Simple base instinct is at play here: I don’t care about legalities if my opponent is harmed, but I do care for the same law if the one in harm happens to be a comrade. The society gets divided and extends further authority to the authoritarian state.
The statistics are contradictory and tailored by the concerned groups as per their political requirements. Baloch groups claim their missing people run into thousands, and include female teachers. The government gives a far smaller number of those missing from Balochistan and presents a not-so-gory picture.
In case of the alleged members of the jihadi groups, the official and unofficial accounts again contradict, depending on the source and their interests accordingly.
The bloggers have been freed by their abductors yet the government and its courts won’t take action against the abductions. An eerie silence has overtaken a much-needed debate and consequent reforms to address this growing issue.

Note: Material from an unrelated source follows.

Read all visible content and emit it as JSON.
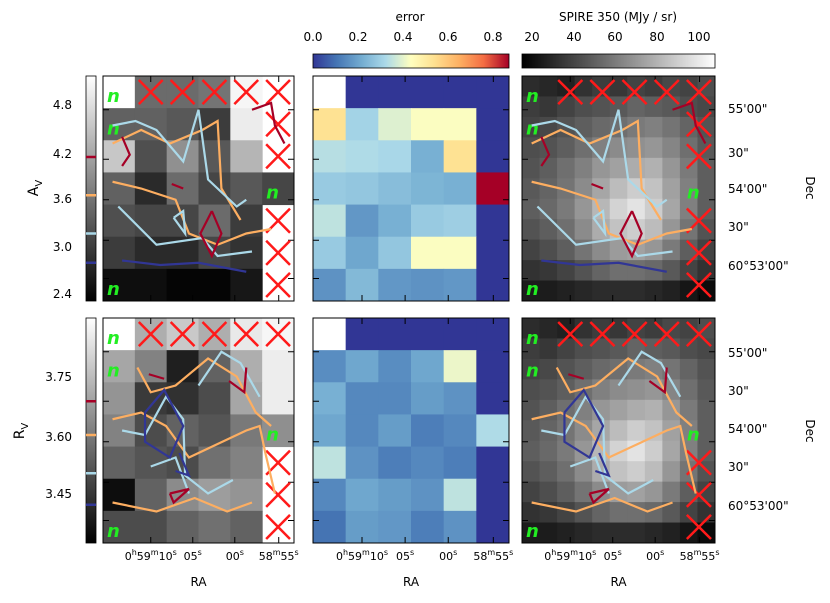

The families of these missing people have been protesting for years now. Commissions have been formed, seminars conducted, walks held and those protesting the abductions have had to go through ordeals of their own.

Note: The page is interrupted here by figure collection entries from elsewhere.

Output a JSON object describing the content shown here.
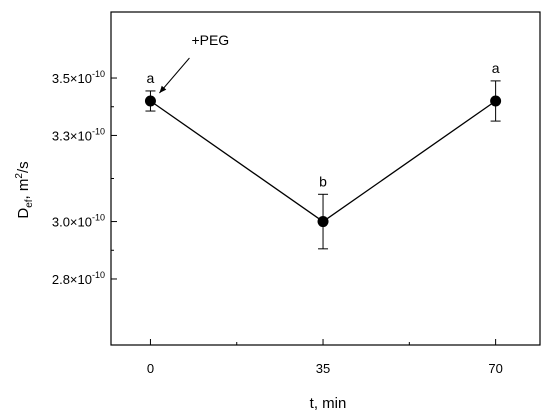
{
  "chart_data": {
    "type": "scatter",
    "xlabel": "t, min",
    "ylabel": {
      "main": "D",
      "sub": "ef",
      "rest": ", m",
      "sup": "2",
      "tail": "/s"
    },
    "x_ticks": [
      0,
      35,
      70
    ],
    "y_ticks": [
      {
        "value": 2.8e-10,
        "mantissa": "2.8×10",
        "exponent": "-10"
      },
      {
        "value": 3e-10,
        "mantissa": "3.0×10",
        "exponent": "-10"
      },
      {
        "value": 3.3e-10,
        "mantissa": "3.3×10",
        "exponent": "-10"
      },
      {
        "value": 3.5e-10,
        "mantissa": "3.5×10",
        "exponent": "-10"
      }
    ],
    "xlim": [
      -8,
      79
    ],
    "ylim": [
      2.57e-10,
      3.73e-10
    ],
    "series": [
      {
        "x": [
          0,
          35,
          70
        ],
        "y": [
          3.42e-10,
          3e-10,
          3.42e-10
        ],
        "err": [
          3.5e-12,
          9.5e-12,
          7e-12
        ],
        "labels": [
          "a",
          "b",
          "a"
        ],
        "marker": "filled-circle",
        "line": true
      }
    ],
    "annotations": [
      {
        "text": "+PEG",
        "arrow_to": {
          "x": 0,
          "y": 3.42e-10
        }
      }
    ],
    "colors": {
      "line": "#000000",
      "marker": "#000000"
    }
  }
}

The missing person is not an inorganic element, but a father, son, brother and much more. Denying a family their sole dependent in the name of national security without any recourse to law is outright criminal.
In case, the state is positive that someone has committed a wrong, there is a due process of law that can be adopted. If the natures of their crimes is complicated and not covered under the existing laws; create, debate or amend the laws. How can the lawmaker and implementer themselves take the law into their hands while beating the drums of laws being insufficient to cater to the arrest and trial of the alleged wrongdoers?
Moreover, if this is not the case and what we are hearing about the abductions is mere propaganda to undermine the state, the state should address and counter it and convince the populace of its innocence.
The culture of silence should be dispelled not perpetuated. National interest is better served in rule of law, accountability and inclusive debate, not by hushing the voices that are not serving the state’s immediate interests. State building is not a short-term pilot project, but an evolutionary entity which needs to flourish with diversity, equity and law in order to grow and gain the trust of its citizens.
There is no doubt that security states tend to be repressive at times but that cannot work on a sustained basis. It is time we correct our ways and embrace our marginalised and disgruntled population, rather than repressing them.
The present framework of the National Action Plan (NAP) and its associated laws are either lacking in substance, or the institutions meant to implement them are lacking in capacity. Besides, the NAP alone cannot efficiently repress these groups. We should also think of more permanent, out-of-the-box solutions.
To begin with, a truth and reconciliation commission may be constituted, but it should be inclusive and broad enough to accommodate the concerns of all relevant stakeholders. Although our record in such undertakings is not impressive, there appears no other way out. An impartial inquiry and then a process of reconciliation to heal the wounds and erase the scars of discontent is the need of the time.
We all need to put our heads together and determine the flaws in the government’s overt and covert policies. Political parties, judiciary and civil society ought to present a unanimous stance on the protection of fundamental human rights of all the citizens, irrespective of their creed.
All missing persons must be retrieved and returned to society with due process. If anyone is deemed to have committed any wrong — be it a Baloch youth, a madrassah student or a liberal blogger — the courts should come forward to take care of them.